Ingredients 3 medium potatoes
20 g butter
1 ripe avocado, sliced
½ tbsp lemon juice
For the filling 20 g butter
½ tbsp flour
½ tbsp powdered chicken stock
½ tsp curry powder (or more to taste)
½ cup milk
200 g canned tuna (or salmon), drained
Preheat the oven to 180°/165° fan forced.
Wash and dry the potatoes and bake in the oven for about an hour.
Remove and cool.
Cut about a third off the top of each potato and scoop out the potato flesh, leaving about a 1 cm thick shell.
Melt the butter - I used microwave, and brush the outside of the potato shells.
Put back in the oven for about 15 minutes to crisp up the potato skin.

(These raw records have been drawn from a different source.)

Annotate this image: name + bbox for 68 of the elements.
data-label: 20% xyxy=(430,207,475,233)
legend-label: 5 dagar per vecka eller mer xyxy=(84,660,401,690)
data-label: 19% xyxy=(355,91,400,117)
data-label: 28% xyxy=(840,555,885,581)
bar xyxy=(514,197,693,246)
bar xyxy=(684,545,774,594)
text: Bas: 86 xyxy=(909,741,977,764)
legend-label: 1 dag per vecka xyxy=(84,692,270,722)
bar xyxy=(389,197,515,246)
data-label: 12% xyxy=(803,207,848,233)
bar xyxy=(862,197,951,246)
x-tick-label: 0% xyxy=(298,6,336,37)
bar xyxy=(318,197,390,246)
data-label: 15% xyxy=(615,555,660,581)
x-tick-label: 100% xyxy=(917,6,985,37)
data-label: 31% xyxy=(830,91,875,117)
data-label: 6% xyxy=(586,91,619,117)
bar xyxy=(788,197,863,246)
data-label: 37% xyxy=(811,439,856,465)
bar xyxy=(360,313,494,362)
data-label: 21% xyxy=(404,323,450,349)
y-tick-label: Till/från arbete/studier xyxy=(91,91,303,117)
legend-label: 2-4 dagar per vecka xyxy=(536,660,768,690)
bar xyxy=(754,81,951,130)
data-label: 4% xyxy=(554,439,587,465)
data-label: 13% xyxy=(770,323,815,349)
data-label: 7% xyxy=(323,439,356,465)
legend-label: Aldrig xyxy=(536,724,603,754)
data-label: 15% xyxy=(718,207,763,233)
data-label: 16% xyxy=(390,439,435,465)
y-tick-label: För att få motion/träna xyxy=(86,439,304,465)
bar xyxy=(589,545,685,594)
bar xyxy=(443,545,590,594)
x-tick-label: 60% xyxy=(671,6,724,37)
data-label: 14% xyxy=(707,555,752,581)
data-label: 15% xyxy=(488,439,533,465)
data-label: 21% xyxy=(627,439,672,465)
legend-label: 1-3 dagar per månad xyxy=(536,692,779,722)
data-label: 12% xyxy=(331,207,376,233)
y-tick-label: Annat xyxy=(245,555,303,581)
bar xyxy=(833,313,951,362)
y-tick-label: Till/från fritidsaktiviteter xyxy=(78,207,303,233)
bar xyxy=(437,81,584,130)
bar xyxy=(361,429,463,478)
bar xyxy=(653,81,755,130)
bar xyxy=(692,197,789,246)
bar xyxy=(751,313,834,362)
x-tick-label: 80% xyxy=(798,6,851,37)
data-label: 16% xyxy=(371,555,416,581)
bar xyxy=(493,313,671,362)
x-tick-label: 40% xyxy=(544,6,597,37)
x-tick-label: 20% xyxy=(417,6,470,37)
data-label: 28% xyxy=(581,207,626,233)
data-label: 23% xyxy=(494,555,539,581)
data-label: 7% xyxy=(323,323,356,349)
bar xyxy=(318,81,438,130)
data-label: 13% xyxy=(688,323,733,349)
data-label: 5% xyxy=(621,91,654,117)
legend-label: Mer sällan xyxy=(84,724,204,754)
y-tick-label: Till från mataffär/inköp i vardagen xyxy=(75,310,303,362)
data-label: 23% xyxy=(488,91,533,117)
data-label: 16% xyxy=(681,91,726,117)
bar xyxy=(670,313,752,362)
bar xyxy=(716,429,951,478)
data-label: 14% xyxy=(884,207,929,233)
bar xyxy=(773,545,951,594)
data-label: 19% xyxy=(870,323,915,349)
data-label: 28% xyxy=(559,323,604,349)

While the potatoes are crisping, prepare the filling.
For the filling
Melt the 20 g butter in a saucepan and stir in the flour, chicken stock and curry powder.
Stir for about a minute over a medium heat, and ensure there are no lumps.
Take off the heat, and stir in the milk.
Put back on the heat and stir until the mixture boils and thickens.
Add the tuna.
To make up
Fill the potato shells with the tuna mix.
Top with the avocado slices, sprinkled with lemon juice to stop them browning, and put the "lids" of the potato next to the avocado.
Return to the oven for about 15 minutes to heat through.
Alternatively, you could also add grated cheese over the top and brown under the grill before serving.
I wonder why you put avocado in the title? The farci is potato stuffed with tuna; avocado is just a topping.
I have seen bread bowls before, either filled with soup or dip. This is the first time I have seen a potato bowl. A meal in a potato!